Dubai: Adoption of digital financial solutions could revolutionise financial inclusion that could turbocharge growth in emerging economies, adding up to 6 per cent or $3.7 trillion (Dh13.6 trillion) to GDP by 2025, benefiting billions of people according to a report by the McKinsey Global Institute.
Two billion individuals and 200 million micro, small, and mid-sized businesses in emerging economies today lack access to savings and credit. Even those with access must often pay high fees for limited product choice.
Digital financial services delivered via mobile phones, the internet or cards linked to a digital payment system — could be a boon to individuals, businesses, and governments across the developing world, boosting GDP and making the aspiration of financial inclusion a reality.
“Using traditional brick-and-mortar banks, we’ve seen financial inclusion improve slowly as a country’s income rises. But we don’t find any correlation between mobile-money usage and income. Rather than waiting a generation for incomes to rise to close the financial inclusion gap, developing countries can use mobile phones to provide digital financial services for the vast majority of its citizens within a decade,” said Susan Lund, a partner at the McKinsey Global Institute and co-author of the report.
Huge potential
New McKinsey Global Institute (MGI) report, Digital finance for all: Powering inclusive growth in emerging economies draws on the findings of seven country visits that cover a range of geographies and income levels across Brazil, China, Ethiopia, India, Mexico, Nigeria, and Pakistan and more than 150 expert interviews, and lays out the key conditions that will need to be met to capture the benefits.
The study finds that digital finance could boost the GDP of all emerging economies by as much as 6 per cent by 2025. This additional GDP could create up to 95 million new jobs across all sectors of the economy.
Nearly two-thirds of the GDP increase will come from improved productivity of businesses and governments as a result of digital payments. One-third is from the additional investment that broader financial inclusion of people and micro, small, and medium-sized businesses would bring. The small remainder comes from time savings by individuals which enables additional hours to be spent on work.
Inclusion unlimited
According to the study, digital finance has the potential to provide access to a financial account for the first time to 1.6 billion people, more than half of them women — and many in the middle class. For all individuals, convenience, cost, and the range of financial products available would dramatically improve. People in towns and cities will no longer have to spend valuable business hours in line at a bank; rural households can forgo trips to nearby towns and spend more time on income-generating activities. MGI estimates that individuals in emerging economies could save 12 billion hours a year by switching to digital financial services.
Emerging economies could sustainably unleash $2.1 trillion (Dh7.7 trillion) in new loans to individuals and small businesses. Governments could gain $110 billion by reducing “leakage” in expenditure and tax collection.

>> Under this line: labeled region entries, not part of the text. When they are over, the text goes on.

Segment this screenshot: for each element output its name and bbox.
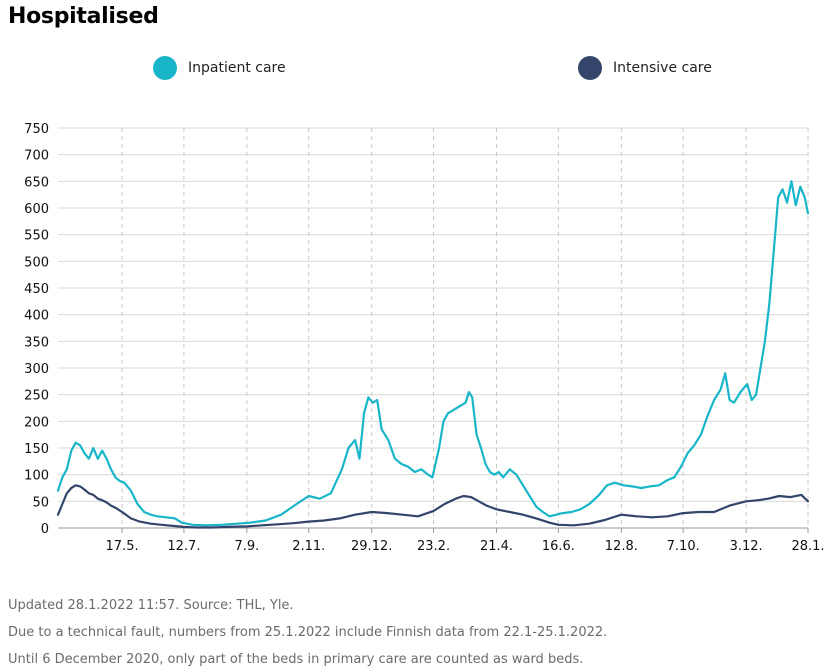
chart-title: Hospitalised <box>8 4 159 29</box>
x-tick-label: 21.4. <box>480 539 513 550</box>
y-tick-label: 150 <box>24 442 49 457</box>
y-tick-label: 350 <box>24 335 49 350</box>
y-tick-label: 600 <box>24 202 49 217</box>
x-tick-label: 16.6. <box>542 539 575 550</box>
footer-note-beds: Until 6 December 2020, only part of the … <box>8 652 584 667</box>
y-tick-label: 550 <box>24 229 49 244</box>
legend-label-intensive: Intensive care <box>613 60 712 76</box>
legend-label-inpatient: Inpatient care <box>188 60 286 76</box>
y-tick-label: 450 <box>24 282 49 297</box>
x-tick-label: 2.11. <box>292 539 325 550</box>
x-tick-label: 12.7. <box>167 539 200 550</box>
x-tick-label: 12.8. <box>605 539 638 550</box>
y-tick-label: 400 <box>24 309 49 324</box>
y-tick-label: 750 <box>24 122 49 137</box>
y-tick-label: 250 <box>24 389 49 404</box>
y-tick-label: 50 <box>32 495 49 510</box>
y-tick-label: 100 <box>24 469 49 484</box>
x-tick-label: 28.1. <box>791 539 824 550</box>
y-tick-label: 200 <box>24 415 49 430</box>
x-tick-label: 17.5. <box>106 539 139 550</box>
horizontal-gridlines <box>58 127 808 529</box>
x-axis-tick-labels: 17.5. 12.7. 7.9. 2.11. 29.12. 23.2. 21.4. 16.6.… <box>106 539 825 550</box>
y-tick-label: 500 <box>24 255 49 270</box>
footer-updated: Updated 28.1.2022 11:57. Source: THL, Yl… <box>8 598 294 613</box>
footer-note-fault: Due to a technical fault, numbers from 2… <box>8 625 608 640</box>
x-tick-label: 3.12. <box>730 539 763 550</box>
line-chart: 0 50 100 150 200 250 300 350 400 450 500 550 600 650 7… <box>24 122 825 550</box>
vertical-gridlines <box>121 128 809 533</box>
legend-item-intensive[interactable]: Intensive care <box>578 56 712 80</box>
x-tick-label: 7.9. <box>234 539 259 550</box>
y-tick-label: 650 <box>24 175 49 190</box>
x-tick-label: 23.2. <box>417 539 450 550</box>
legend-dot-icon <box>153 56 177 80</box>
x-tick-label: 29.12. <box>351 539 392 550</box>
x-tick-label: 7.10. <box>667 539 700 550</box>
y-tick-label: 0 <box>41 522 49 537</box>
series-lines <box>56 180 810 529</box>
y-tick-label: 700 <box>24 149 49 164</box>
y-axis-tick-labels: 0 50 100 150 200 250 300 350 400 450 500 550 600 650 7… <box>24 122 49 537</box>
series-line-inpatient <box>56 180 810 527</box>
legend-dot-icon <box>578 56 602 80</box>
legend-item-inpatient[interactable]: Inpatient care <box>153 56 286 80</box>
series-line-intensive <box>56 484 810 529</box>
y-tick-label: 300 <box>24 362 49 377</box>
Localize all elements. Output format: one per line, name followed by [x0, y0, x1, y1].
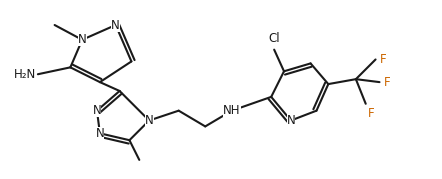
- Text: Cl: Cl: [268, 32, 280, 45]
- Text: N: N: [95, 127, 104, 140]
- Text: N: N: [111, 18, 120, 32]
- Text: H₂N: H₂N: [14, 68, 36, 81]
- Text: N: N: [145, 114, 153, 127]
- Text: F: F: [384, 76, 390, 89]
- Text: F: F: [368, 107, 374, 120]
- Text: F: F: [380, 53, 386, 66]
- Text: NH: NH: [223, 104, 240, 117]
- Text: N: N: [92, 104, 101, 117]
- Text: N: N: [78, 33, 87, 46]
- Text: N: N: [286, 114, 295, 127]
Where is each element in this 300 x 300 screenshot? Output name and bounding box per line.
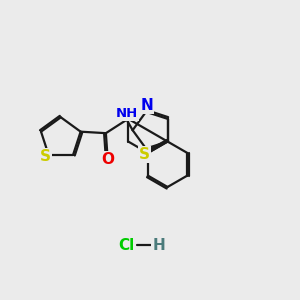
Text: Cl: Cl: [118, 238, 134, 253]
Text: H: H: [152, 238, 165, 253]
Text: NH: NH: [116, 107, 138, 120]
Text: S: S: [40, 149, 51, 164]
Text: O: O: [101, 152, 114, 167]
Text: N: N: [140, 98, 153, 113]
Text: S: S: [139, 147, 150, 162]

For financial service providers, the cost of offering customers digital accounts can be 8 to 9 per cent lower than using physical branches. Financial services providers could save as much as $400 billion in direct costs from the shift from cash to digital payments and expand their balance sheets by as much as $4.2 trillion.
“Shifting from cash to digital payments will lower financial-service providers’ cost structure, open up profitable new ways to enlist new customers, and create trillions of dollars in new deposits. But whether those new deposits go to banks or nontraditional players is up for grabs,” said Olivia White, a partner in McKinsey’s Global Banking Practice and co-author.
Digital payments
The economic potential varies significantly depending on a country’s starting position. Lower-income countries such as Ethiopia, India, and Nigeria have the largest potential, with the opportunity to add 10 to 12 per cent to their GDP, given low levels of financial inclusion and digital payments today. In comparison, middle-income countries such as China and Brazil could add 4 to 5 per cent to GDP — still a substantial boost.
The economic gains from digital finance in fact could exceed the report’s estimates, as the analysis does not quantify many long-term benefits including the formalisation of informal economies that tends to boost productivity, and the fact that women with access to finance are more likely to spend household income on food, education, and health care, building the human capital of the future. Taken as a whole, digital finance can accelerate progress toward meeting many of the UN’s Sustainable Development Goals, leading to important societal benefits.